One thing that drives IBM i programmers to ILE is the adoption of a Web development framework. Scott's open-source initiatives and others are good examples. Then once you get into it, there's no turning back; just moving forward.
Linkedin polls may not be representative of the community at large, but 85% of RPG programmers indicated that they were using service programs.
Procedure return values is one of my favorite features, i.e. number = random(from:to);
-Nathan.
________________________________
From: w 4038 <window4038@xxxxxxxx>
To: Midrange Use this to send questions <midrange-l@xxxxxxxxxxxx>
Sent: Sunday, February 3, 2013 6:17 PM
Subject: What good is ILE?
What good is ILE??
Before ILE, if you needed to call program B from program A, a simple CALL statement did the job.

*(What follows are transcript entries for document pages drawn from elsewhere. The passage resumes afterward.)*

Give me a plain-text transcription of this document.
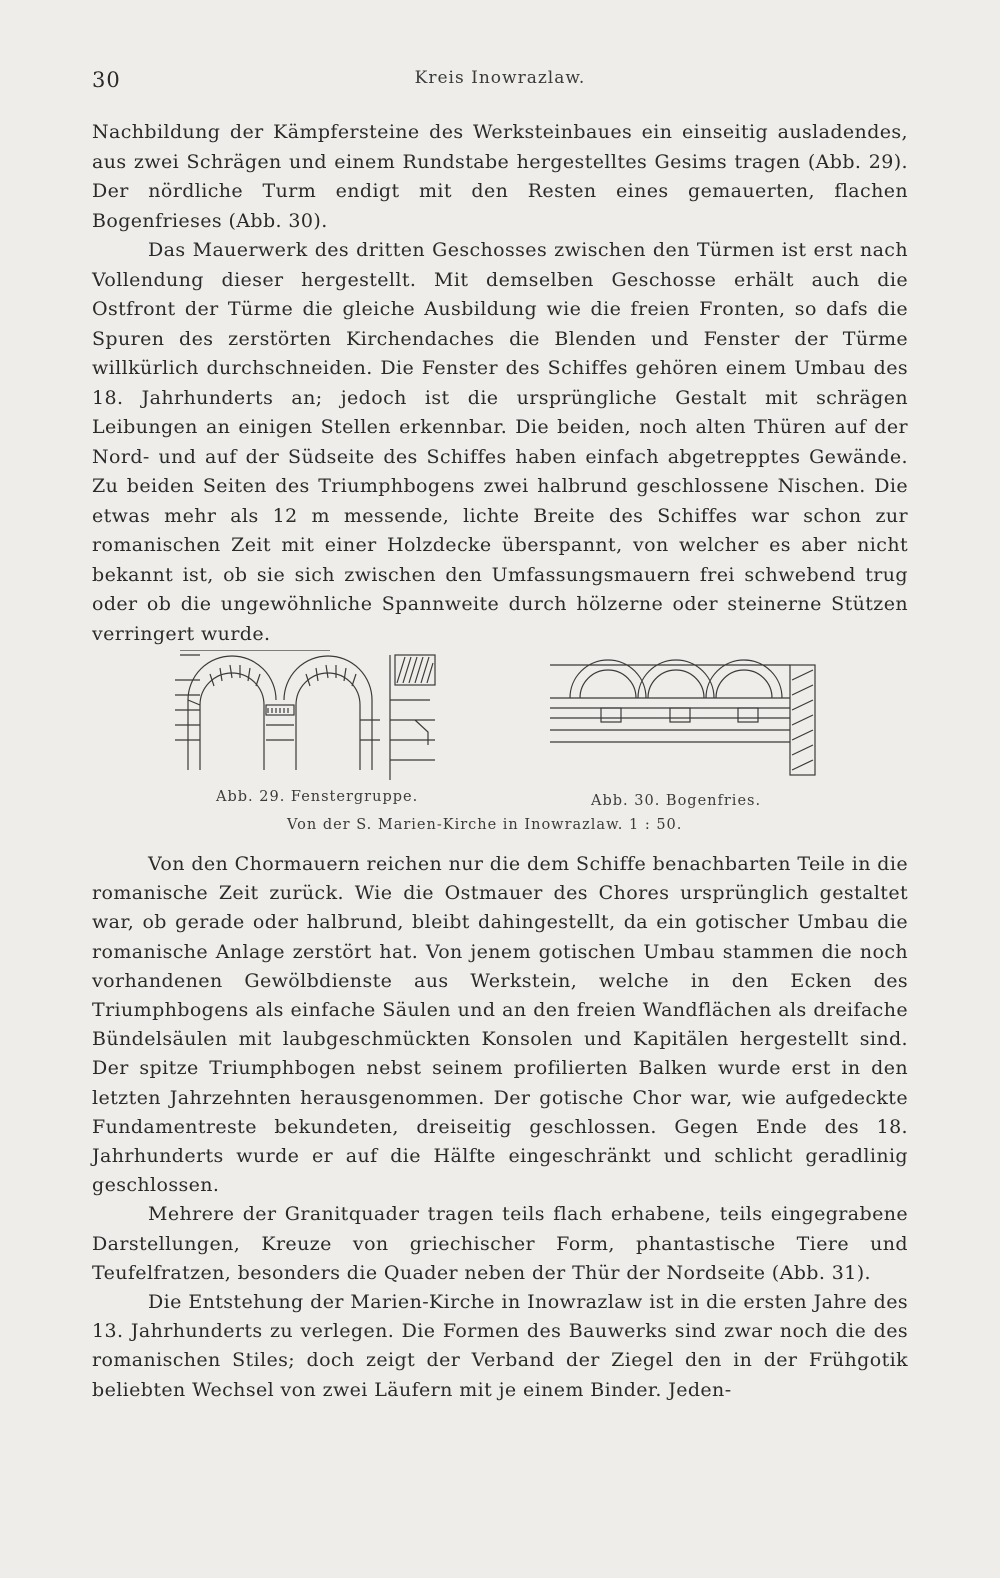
30	Kreis Inowrazlaw.

Nachbildung der Kämpfersteine des Werksteinbaues ein einseitig ausladendes, aus zwei Schrägen und einem Rundstabe hergestelltes Gesims tragen (Abb. 29). Der nördliche Turm endigt mit den Resten eines gemauerten, flachen Bogenfrieses (Abb. 30).

Das Mauerwerk des dritten Geschosses zwischen den Türmen ist erst nach Vollendung dieser hergestellt. Mit demselben Geschosse erhält auch die Ostfront der Türme die gleiche Ausbildung wie die freien Fronten, so dafs die Spuren des zerstörten Kirchendaches die Blenden und Fenster der Türme willkürlich durchschneiden. Die Fenster des Schiffes gehören einem Umbau des 18. Jahrhunderts an; jedoch ist die ursprüngliche Gestalt mit schrägen Leibungen an einigen Stellen erkennbar. Die beiden, noch alten Thüren auf der Nord- und auf der Südseite des Schiffes haben einfach abgetrepptes Gewände. Zu beiden Seiten des Triumphbogens zwei halbrund geschlossene Nischen. Die etwas mehr als 12 m messende, lichte Breite des Schiffes war schon zur romanischen Zeit mit einer Holzdecke überspannt, von welcher es aber nicht bekannt ist, ob sie sich zwischen den Umfassungsmauern frei schwebend trug oder ob die ungewöhnliche Spannweite durch hölzerne oder steinerne Stützen verringert wurde.

Abb. 29. Fenstergruppe.	Abb. 30. Bogenfries.
Von der S. Marien-Kirche in Inowrazlaw. 1 : 50.

Von den Chormauern reichen nur die dem Schiffe benachbarten Teile in die romanische Zeit zurück. Wie die Ostmauer des Chores ursprünglich gestaltet war, ob gerade oder halbrund, bleibt dahingestellt, da ein gotischer Umbau die romanische Anlage zerstört hat. Von jenem gotischen Umbau stammen die noch vorhandenen Gewölbdienste aus Werkstein, welche in den Ecken des Triumphbogens als einfache Säulen und an den freien Wandflächen als dreifache Bündelsäulen mit laubgeschmückten Konsolen und Kapitälen hergestellt sind. Der spitze Triumphbogen nebst seinem profilierten Balken wurde erst in den letzten Jahrzehnten herausgenommen. Der gotische Chor war, wie aufgedeckte Fundamentreste bekundeten, dreiseitig geschlossen. Gegen Ende des 18. Jahrhunderts wurde er auf die Hälfte eingeschränkt und schlicht geradlinig geschlossen.

Mehrere der Granitquader tragen teils flach erhabene, teils eingegrabene Darstellungen, Kreuze von griechischer Form, phantastische Tiere und Teufelfratzen, besonders die Quader neben der Thür der Nordseite (Abb. 31).

Die Entstehung der Marien-Kirche in Inowrazlaw ist in die ersten Jahre des 13. Jahrhunderts zu verlegen. Die Formen des Bauwerks sind zwar noch die des romanischen Stiles; doch zeigt der Verband der Ziegel den in der Frühgotik beliebten Wechsel von zwei Läufern mit je einem Binder. Jeden-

All you had to worry about was the library list and it was up to you to pass parameters correctly.
Then IBM introduced ILE.
Now you can worry about, Activation Groups,Binding Directories, Binder Language, subprocedures, service programs, Static Binding, Dynamic Binding, Bind by Reference and some I can't recall right now.
Sure, it's nice that the compile checks to ensure that passed parameters match, but what other benefits are there? The benefit isn't speed. Newer hardware resolves that.
All the complexity just increases the potential for coding errors.
So I ask great minds of the Midrange List, what good is ILE?